I think it’s sad in rap. I got this weird feeling the other day when I was listening to Central Cee and Dave’s joint EP, Split Decision, I thought Dave sounded kinda heritage! It’s mad – I didn’t want to feel it because I love those artists and Dave is still so young.
“I think streaming has ruined the way we can take in music a bit. It might be different for someone who has grown up in a digital space, but, I remember putting on one album and battering it.”
One of your latest records “Me and My Guitar” saw you laying your own vocals for the first time on an official release – how was that process?
So, it’s been out for a few weeks now and radio loved it. But, in terms of the fans, it was a bit half-baked. For the people who have been around for a few years and are used to the dance-pop bangers to listen to when they get ready, it was definitely a miss for them. But from the record, I got a new type of fan, people that are interested in me as a person – and that’s cool. The record has also unlocked a new part of me on this journey, it’s allowing me to connect with people more. And yeah, it’s the first time I’ve ever sung on a record before, and that was challenging. I’ve always sung, but to hear my voice back, I wasn’t able to be as objective as I normally am. There were a lot of challenges that came with it, but I want to do it more. If I was to take that risk even more, I wouldn’t have put Fireboy on it. But, there’s room to grow.

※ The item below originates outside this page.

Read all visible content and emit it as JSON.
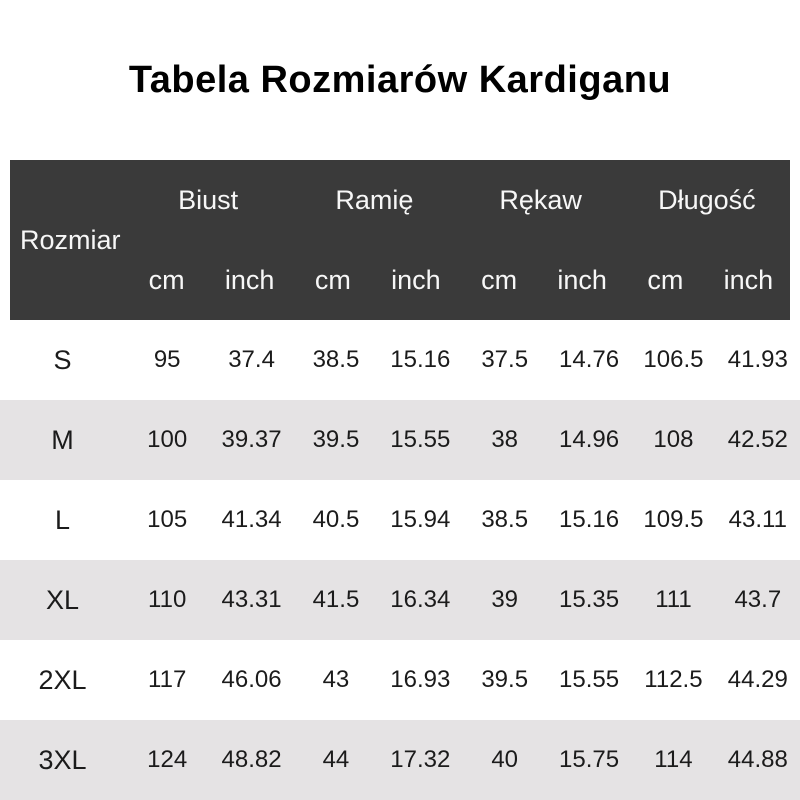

Talk to me about your fashion interests. How much does it influence you creatively and affect your mood day to day?
I’ve tried everything; more of a uniform vibe after reading one book about Steve Jobs! [laughs]. But, I do have those staples that I return to, but I do enjoy dressing up. I love Aime Leon Dore at the moment. The prices aren’t too crazy, but you feel good wearing it. I’m also working with new types of fit with my denim. For example, I’m going to Prada now and getting trousers that are tailored perfectly for me. I love dressing those up with a Gucci loafer and the KITH silk shirt. I like mixing it up. But, with ALD, I love the culture that comes with it.
With sneakers, I am wearing pretty much all Louis Vuitton. But, I only do that to gain access to that streetwear culture’s level of exclusivity, but without the 10 hour queue that comes with having to wait for the latest piece to drop for one of the more traditional streetwear brands.
“With sneakers, I am wearing pretty much all Louis Vuitton. But, I only do that to gain access to streetwear culture’s level of exclusivity, but without the 10 hour queue.”
Could we ever see you stepping into the world of fashion on a business level? Maybe collaborating with a brand?
I’m working my way into that slowly. When I recorded “Me and My Guitar,” I worked with Bentley and I loved what they were doing and the heart and care that went into it. So, we’re doing more work together now. That’s what attracts me to work with brands now – so, if I could work with someone like Nigo, I want to tap into the culture of it. But, because I do dance music, it’s harder. I guess, if I made rap music, it would be easier.